Up in the Arctic cold, frozen woolly-mammoth carcasses can be so well preserved that they still have blood in their veins. Their flesh is still pink—which means that, of course, yes, someone has thought about eating it. Tales of dining on woolly mammoths frozen since the Ice Age range from the fantastical to the truer and grosser. Let us start—why not?—with the fantastical stories.
In 1901, an expedition to the Beresovca River in Siberia found a male mammoth so exquisitely preserved that it still had grass in its mouth. The mammoth’s bones and skin were put on display in St. Petersburg, and its flesh was, supposedly, served at a “mammoth banquet.” The meal was a hit, according to one glowing account, ”particularly the course of mammoth steak, which all the learned guests declared was agreeable to the taste, and not much tougher than some of the sirloin furnished by butchers of today.”
Half a century later, the Explorers Club put on its own exotic feast in New York. This time, the prehistoric flesh reportedly came from a carcass found in the Aleutian Islands, by a Jesuit-turned-geologist known as the Glacier Priest. Each diner got mere slivers of meat, but those slivers made quite the impression. Guests went home bragging of their Ice Age dinner. But they later disagreed over whether the meat was really supposed to be mammoth or mastodon or an extinct giant sloth called megatherium.
In any case, DNA analysis of meat from the 1951 dinner eventually proved it was none of the above. It wasn’t even prehistoric at all. Its DNA matched green sea turtle, a modern and living species. As for the 1901 banquet, well, that couldn’t have been mammoth either. “All stories published in newspapers of this country of a dinner in St. Petersburg where the meat of the Beresovca mammoth was served, are a hundred per cent invention,” the paleontologist I. P. Tolmachoff wrote in the Transactions of the American Philosophical Society back in 1929. As Tolmachoff also wrote, woolly-mammoth meat frozen for tens of thousands of years is “absolutely unpalatable” with “an intolerable putrid smell.” It is not something that belongs on a dinner table. It is certainly not something that belongs in a human mouth.

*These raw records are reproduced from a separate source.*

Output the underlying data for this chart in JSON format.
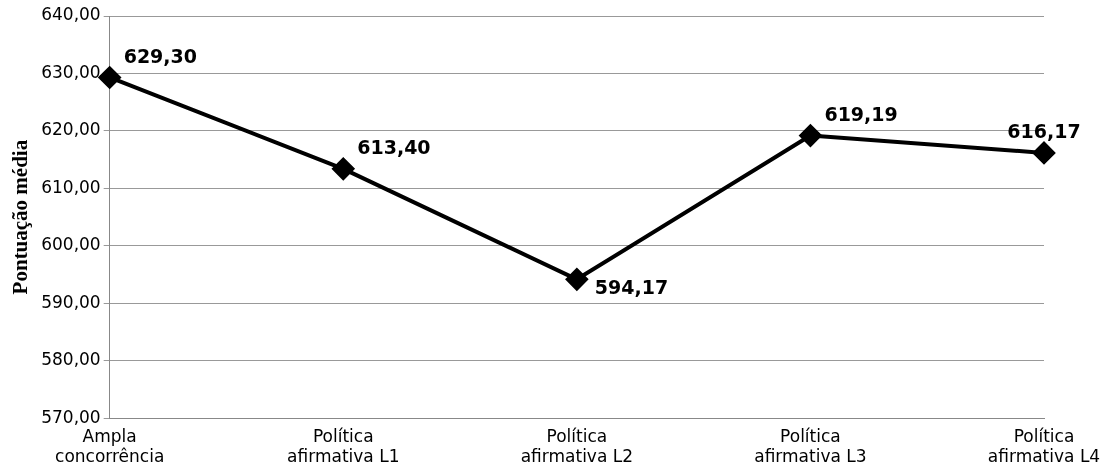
{
  "chart_data": {
    "type": "line",
    "ylabel": "Pontuação média",
    "categories": [
      "Ampla concorrência",
      "Política afirmativa L1",
      "Política afirmativa L2",
      "Política afirmativa L3",
      "Política afirmativa L4"
    ],
    "values": [
      629.3,
      613.4,
      594.17,
      619.19,
      616.17
    ],
    "value_labels": [
      "629,30",
      "613,40",
      "594,17",
      "619,19",
      "616,17"
    ],
    "color": "#000000",
    "marker": "diamond",
    "line_style": "solid",
    "grid": "y",
    "legend": false,
    "ylim": [
      570,
      640
    ],
    "yticks": [
      {
        "value": 570,
        "label": "570,00"
      },
      {
        "value": 580,
        "label": "580,00"
      },
      {
        "value": 590,
        "label": "590,00"
      },
      {
        "value": 600,
        "label": "600,00"
      },
      {
        "value": 610,
        "label": "610,00"
      },
      {
        "value": 620,
        "label": "620,00"
      },
      {
        "value": 630,
        "label": "630,00"
      },
      {
        "value": 640,
        "label": "640,00"
      }
    ]
  }
}
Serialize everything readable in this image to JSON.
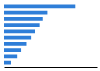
{
  "chart_data": {
    "type": "bar",
    "orientation": "horizontal",
    "categories": [
      null,
      null,
      null,
      null,
      null,
      null,
      null,
      null,
      null,
      null
    ],
    "values": [
      460,
      280,
      250,
      230,
      200,
      175,
      145,
      110,
      85,
      45
    ],
    "color": "#2f7ed8",
    "xlim": [
      0,
      600
    ],
    "tick_labels": false
  }
}
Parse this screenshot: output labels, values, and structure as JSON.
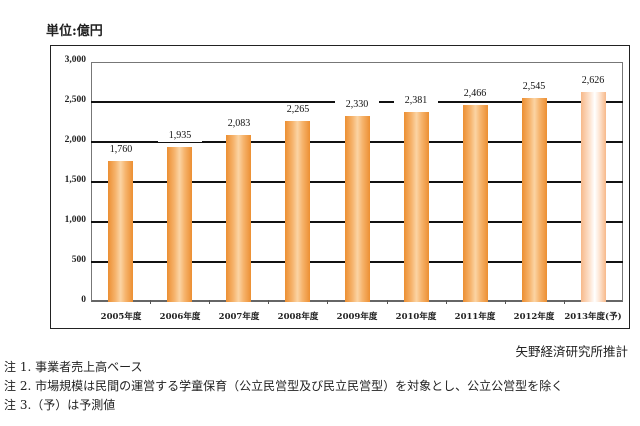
{
  "unit_label": "単位:億円",
  "source": "矢野経済研究所推計",
  "notes": [
    "注 1. 事業者売上高ベース",
    "注 2. 市場規模は民間の運営する学童保育（公立民営型及び民立民営型）を対象とし、公立公営型を除く",
    "注 3.（予）は予測値"
  ],
  "colors": {
    "bar": "#f0a050",
    "forecast_bar": "#fde3cf",
    "gridline": "#111111"
  },
  "chart_data": {
    "type": "bar",
    "title": "",
    "xlabel": "",
    "ylabel": "単位:億円",
    "ylim": [
      0,
      3000
    ],
    "yticks": [
      "0",
      "500",
      "1,000",
      "1,500",
      "2,000",
      "2,500",
      "3,000"
    ],
    "grid": true,
    "legend": "none",
    "categories": [
      "2005年度",
      "2006年度",
      "2007年度",
      "2008年度",
      "2009年度",
      "2010年度",
      "2011年度",
      "2012年度",
      "2013年度(予)"
    ],
    "values": [
      1760,
      1935,
      2083,
      2265,
      2330,
      2381,
      2466,
      2545,
      2626
    ],
    "value_labels": [
      "1,760",
      "1,935",
      "2,083",
      "2,265",
      "2,330",
      "2,381",
      "2,466",
      "2,545",
      "2,626"
    ],
    "forecast_index": 8
  }
}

Which brings us to the true stories of eating—or attempting to eat—frozen mammoth.
In the 18th and 19th century, explorers to Siberia wrote that the region’s indigenous people, the Evenki, occasionally fed their dogs mammoth meat. But humans have generally been less enthusiastic about eating it. Over tens of thousands of years, the things that make meat tasty turn quite foul.
Fat is one problem. It turns to soap—specifically, a substance called adipocere, also known as “corpse wax” or “grave wax” when it’s found in human bodies left in cool, wet conditions. Paleontologists have noticed it in the fat of woolly mammoths too, even though extremely cold conditions are thought to inhibit the microbes that turn fat into adipocere. The substance could have formed in Siberia, says Shari Forbes, a forensics expert at Université du Québec à Trois-Rivières, if temperatures ever fluctuated over tens of thousands of years. Adipocere, she adds, can have the texture of cottage cheese. The smell is rancid. “I know why people would not want to eat it!,” she wrote to me in an email.
The muscle of the frozen mammoths changes as well, like meat left in the freezer for too long. (In this case, many, many millennia too long.) The formation of ice crystals would pierce the muscle fibers of the meat, says Matt Hartings, a food chemist at American University. Frozen, the meat might still be reasonably solid and, well, meat-like. But once defrosted, he says, “it’ll be turned into a goo.”
In fact, Dmitry V. Arzyutov, a historian at the KTH Royal Institute of Technology, wrote earlier this year that Russian paleontologists he interviewed about woolly mammoths “had tried to fry mammoth meat, but it had turned into a smelly liquid.” Not that this has stopped certain mammoth hunters. In the recent woolly-mammoth documentary Genesis 2.0, one expeditioner even chews raw Ice Age meat on camera.
“It looks for me like a common practice among them,” Arzyutov added to me in an email. Male bravado, he suggested, may have something to do with it.